I’m half crazy over the love of you” …Harry Dacre
Today’s Post by Mildred Alpern
Summertime English gardens evoke romance. In fact, in the final scene of the Nora Ephron directed movie, “You Got Mail” (1998) with Meg Ryan and Tom Hanks, both stars meet at the Upper West Side 91st St. Riverside Community Garden in New York City to reveal their e-mail identities and declare their love, while “Over the Rainbow” plays in the background. It is a lovely and romantic scene.
The garden is now blooming with larkspurs, primroses, tiger lilies, astilbes, and other gorgeous flowers as it did at the time of the film shooting. Such gardens are well-tended, tame settings with abundant flowers each in its special place, clustered in patterns of yellow and orange, purple and white. Fenced in, the gardens are “no touch, no pick” sites of open displays for admiring viewers and photographers.

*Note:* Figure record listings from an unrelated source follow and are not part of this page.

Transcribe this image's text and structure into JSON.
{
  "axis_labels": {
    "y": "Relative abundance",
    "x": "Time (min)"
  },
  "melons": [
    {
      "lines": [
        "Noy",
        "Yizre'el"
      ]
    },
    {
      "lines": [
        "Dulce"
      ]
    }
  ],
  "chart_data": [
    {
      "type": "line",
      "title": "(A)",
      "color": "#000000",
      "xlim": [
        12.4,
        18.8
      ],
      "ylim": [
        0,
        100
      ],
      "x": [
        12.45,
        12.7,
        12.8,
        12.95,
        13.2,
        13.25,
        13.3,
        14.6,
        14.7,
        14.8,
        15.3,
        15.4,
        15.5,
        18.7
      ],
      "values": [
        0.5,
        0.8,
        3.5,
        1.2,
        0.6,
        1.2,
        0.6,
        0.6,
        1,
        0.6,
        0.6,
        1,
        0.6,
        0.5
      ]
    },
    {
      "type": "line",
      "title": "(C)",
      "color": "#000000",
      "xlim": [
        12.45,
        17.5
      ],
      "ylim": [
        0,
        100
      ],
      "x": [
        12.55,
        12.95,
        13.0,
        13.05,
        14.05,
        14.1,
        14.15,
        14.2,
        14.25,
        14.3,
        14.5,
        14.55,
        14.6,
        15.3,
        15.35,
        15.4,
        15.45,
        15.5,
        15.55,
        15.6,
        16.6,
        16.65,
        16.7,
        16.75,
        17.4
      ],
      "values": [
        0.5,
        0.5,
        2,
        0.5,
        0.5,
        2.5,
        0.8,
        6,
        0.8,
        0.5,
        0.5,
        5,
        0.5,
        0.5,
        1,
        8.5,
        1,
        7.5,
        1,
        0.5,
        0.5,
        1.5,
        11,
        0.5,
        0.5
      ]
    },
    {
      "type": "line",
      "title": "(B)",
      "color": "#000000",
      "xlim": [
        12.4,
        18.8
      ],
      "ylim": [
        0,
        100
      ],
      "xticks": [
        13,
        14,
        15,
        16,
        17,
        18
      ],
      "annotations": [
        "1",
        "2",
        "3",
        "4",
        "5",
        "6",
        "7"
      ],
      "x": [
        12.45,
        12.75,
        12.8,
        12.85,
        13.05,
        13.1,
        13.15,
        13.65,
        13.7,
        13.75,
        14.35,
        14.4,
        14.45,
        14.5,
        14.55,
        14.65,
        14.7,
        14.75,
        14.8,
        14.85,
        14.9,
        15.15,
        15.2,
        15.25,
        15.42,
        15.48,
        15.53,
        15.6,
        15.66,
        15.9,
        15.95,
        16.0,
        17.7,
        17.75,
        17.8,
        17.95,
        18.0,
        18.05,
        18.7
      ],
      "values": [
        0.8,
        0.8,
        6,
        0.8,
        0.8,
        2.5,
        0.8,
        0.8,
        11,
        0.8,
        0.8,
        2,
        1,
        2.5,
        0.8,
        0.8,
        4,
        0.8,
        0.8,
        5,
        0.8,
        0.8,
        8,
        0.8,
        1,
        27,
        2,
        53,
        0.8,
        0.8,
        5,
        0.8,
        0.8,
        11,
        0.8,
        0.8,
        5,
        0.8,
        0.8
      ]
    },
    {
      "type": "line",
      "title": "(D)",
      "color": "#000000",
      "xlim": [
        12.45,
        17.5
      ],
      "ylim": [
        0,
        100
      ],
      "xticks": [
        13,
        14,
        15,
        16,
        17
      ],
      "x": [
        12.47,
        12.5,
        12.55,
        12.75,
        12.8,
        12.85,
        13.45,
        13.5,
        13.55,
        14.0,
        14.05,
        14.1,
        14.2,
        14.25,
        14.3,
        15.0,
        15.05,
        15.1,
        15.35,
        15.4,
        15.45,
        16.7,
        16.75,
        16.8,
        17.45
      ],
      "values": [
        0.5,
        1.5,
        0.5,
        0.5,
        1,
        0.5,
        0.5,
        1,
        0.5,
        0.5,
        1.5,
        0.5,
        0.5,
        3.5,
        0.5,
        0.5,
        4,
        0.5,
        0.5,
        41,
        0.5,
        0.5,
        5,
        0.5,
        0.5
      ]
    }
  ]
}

Interestingly enough in an earlier scene of the movie, Tom Hanks visits a sick Meg Ryan, sniffling with a head cold. He brings her daisies and she says, “I love daisies…they’re so friendly. Don’t you think daisies are the friendliest flowers?”
Yes. they are friendly and growing wild in the countryside. By downed logs, in sun and shade, they turn up their little yellow faces enclosed in white petal ruffs and swivel about in random play. They may be picked and gathered for a bouquet with no questions asked. Here is Nature’s untended exhibit, packing an emotional punch of surprising beauty.
For wandering photographers, the hidden byways of summer woods and infrequently trodden paths have reclusive gems scattered about for the taking and the compositional shooting.
Riverside Garden was shot with the Fujifilm X-T1 and 35mm f/1.4 Fujinon XF R lens with an exposure of 1/9500 sec at f/1.4, ISO 400; The Daisies, with the Olympus E-M5 , an 12-40mm f/2.8 Olympus Zuiko Pro lens with an exposure of 1/640 sec at f/4, ISO 400, -2/3 EV.